Adapting

I am 45 years old and have probably had Parkinson’s Disease since I was 17. I have had plenty of time to study this illness and put it in perspective. I would be lying if I were to say “PD doesn’t change your life”. Sure, it changes your plans, but it doesn’t have to ruin it.

I meet hundreds of people with PD a year. Most young onset patients accept that their lives must change and that they need to find good medical care. Many of the older newly diagnosed patients tell me how they had plans and now those plans have changed.

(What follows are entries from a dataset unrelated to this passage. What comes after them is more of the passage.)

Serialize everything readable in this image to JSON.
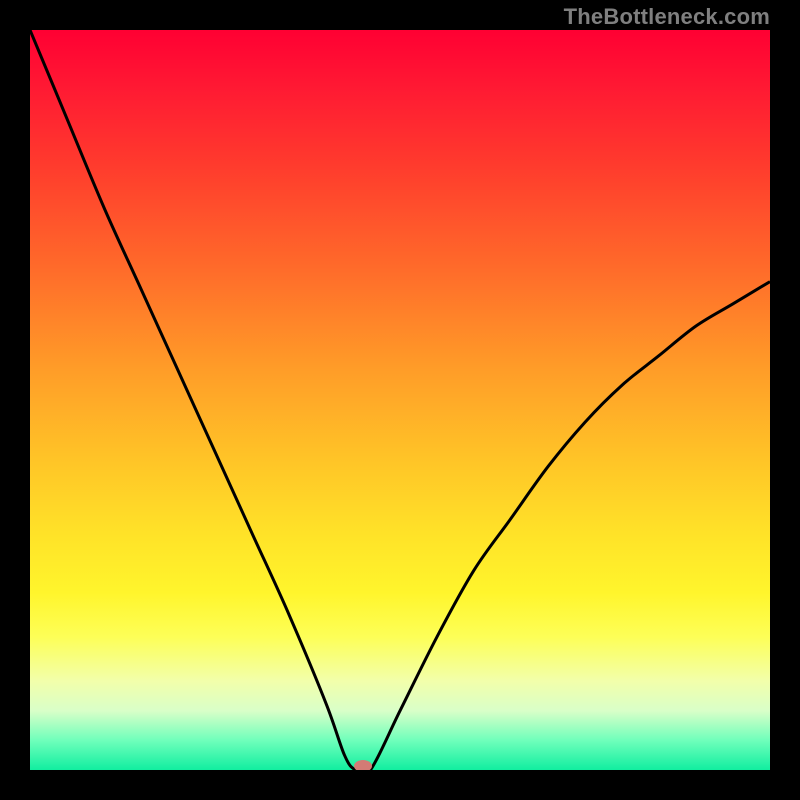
{
  "watermark": "TheBottleneck.com",
  "chart_data": {
    "type": "line",
    "title": "",
    "xlabel": "",
    "ylabel": "",
    "xlim": [
      0,
      1
    ],
    "ylim": [
      0,
      1
    ],
    "optimum_x": 0.44,
    "marker": {
      "x": 0.45,
      "y": 0.0,
      "color": "#d37b75"
    },
    "series": [
      {
        "name": "bottleneck-curve",
        "x": [
          0.0,
          0.05,
          0.1,
          0.15,
          0.2,
          0.25,
          0.3,
          0.35,
          0.4,
          0.425,
          0.44,
          0.46,
          0.5,
          0.55,
          0.6,
          0.65,
          0.7,
          0.75,
          0.8,
          0.85,
          0.9,
          0.95,
          1.0
        ],
        "y": [
          1.0,
          0.88,
          0.76,
          0.65,
          0.54,
          0.43,
          0.32,
          0.21,
          0.09,
          0.02,
          0.0,
          0.0,
          0.08,
          0.18,
          0.27,
          0.34,
          0.41,
          0.47,
          0.52,
          0.56,
          0.6,
          0.63,
          0.66
        ]
      }
    ],
    "colors": {
      "background_top": "#ff0033",
      "background_bottom": "#11eea0",
      "curve": "#000000",
      "frame": "#000000"
    }
  }
}
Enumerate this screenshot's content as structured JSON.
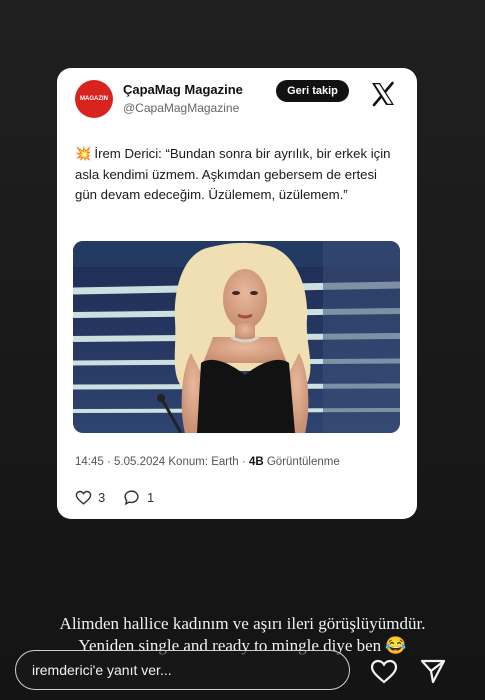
{
  "tweet": {
    "avatar_text": "MAGAZIN",
    "account_name": "ÇapaMag Magazine",
    "handle": "@CapaMagMagazine",
    "follow_label": "Geri takip",
    "emoji": "💥",
    "text": "İrem Derici: “Bundan sonra bir ayrılık, bir erkek için asla kendimi üzmem. Aşkımdan gebersem de ertesi gün devam edeceğim. Üzülemem, üzülemem.”",
    "time": "14:45",
    "date": "5.05.2024",
    "location": "Konum: Earth",
    "views_count": "4B",
    "views_label": "Görüntülenme",
    "likes": "3",
    "replies": "1"
  },
  "story": {
    "caption_line1": "Alimden hallice kadınım ve aşırı ileri görüşlüyümdür.",
    "caption_line2": "Yeniden single and ready to mingle diye ben 😂",
    "reply_placeholder": "iremderici'e yanıt ver..."
  },
  "colors": {
    "avatar_red": "#d9231f",
    "background": "#1c1c1c"
  }
}
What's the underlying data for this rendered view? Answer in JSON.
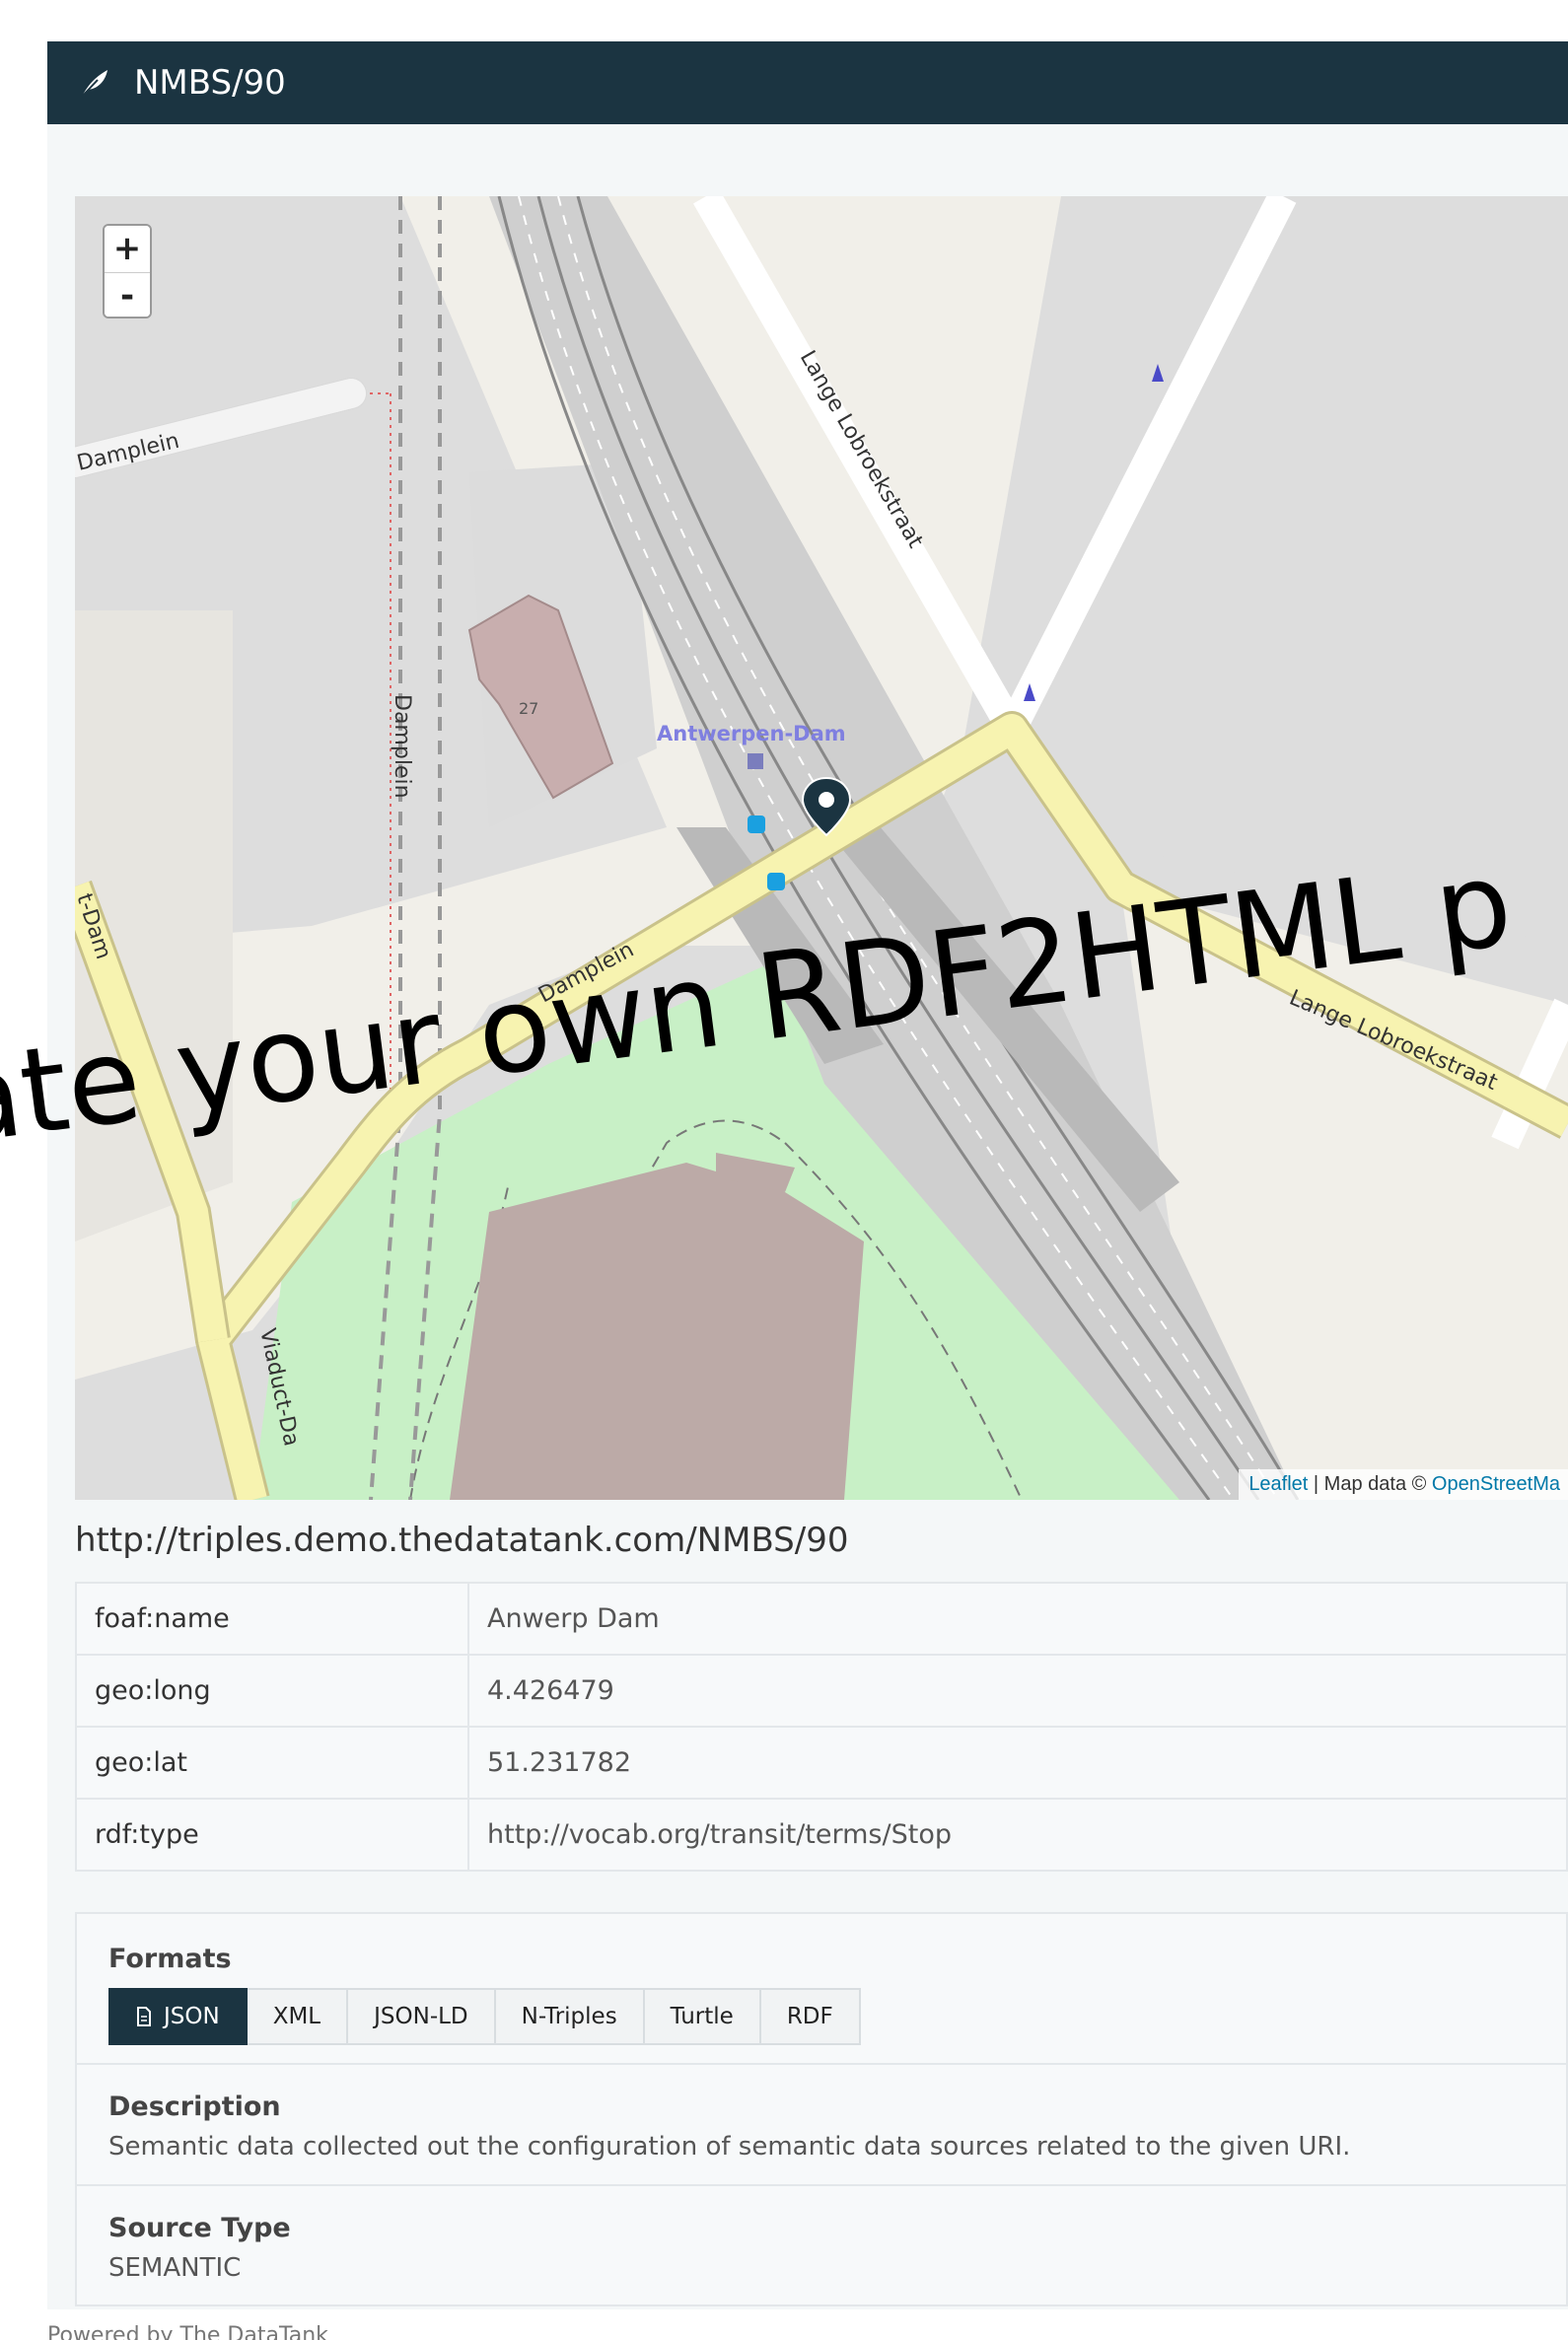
{
  "header": {
    "title": "NMBS/90",
    "icon": "feather-icon"
  },
  "map": {
    "zoom_in": "+",
    "zoom_out": "-",
    "labels": {
      "damplein_1": "Damplein",
      "damplein_2": "Damplein",
      "damplein_3": "Damplein",
      "lange_1": "Lange Lobroekstraat",
      "lange_2": "Lange Lobroekstraat",
      "dam_left": "t-Dam",
      "viaduct": "Viaduct-Da",
      "station": "Antwerpen-Dam",
      "building_no": "27"
    },
    "attribution": {
      "leaflet": "Leaflet",
      "sep": " | Map data © ",
      "osm": "OpenStreetMa"
    }
  },
  "watermark": "ate your own RDF2HTML p",
  "resource_uri": "http://triples.demo.thedatatank.com/NMBS/90",
  "properties": [
    {
      "key": "foaf:name",
      "value": "Anwerp Dam"
    },
    {
      "key": "geo:long",
      "value": "4.426479"
    },
    {
      "key": "geo:lat",
      "value": "51.231782"
    },
    {
      "key": "rdf:type",
      "value": "http://vocab.org/transit/terms/Stop"
    }
  ],
  "formats": {
    "title": "Formats",
    "items": [
      "JSON",
      "XML",
      "JSON-LD",
      "N-Triples",
      "Turtle",
      "RDF"
    ],
    "active": "JSON"
  },
  "description": {
    "title": "Description",
    "text": "Semantic data collected out the configuration of semantic data sources related to the given URI."
  },
  "source_type": {
    "title": "Source Type",
    "text": "SEMANTIC"
  },
  "footer": "Powered by The DataTank"
}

Nothing in our lives is for certain. Whether you are healthy or not, the one certainty is that things change. Plans change. The more flexible we are, the easier it is to adapt to change.  As much as we would like to believe that we are in control of our lives, circumstances outside of our control come about and we are once again forced to adapt.

Adapting does not mean you stop growing and learning. Transition is a natural process that we need not fight. Taking on this transition with a thirst for knowledge and a desire to improve oneself in mind, body, and spirit, will serve you well.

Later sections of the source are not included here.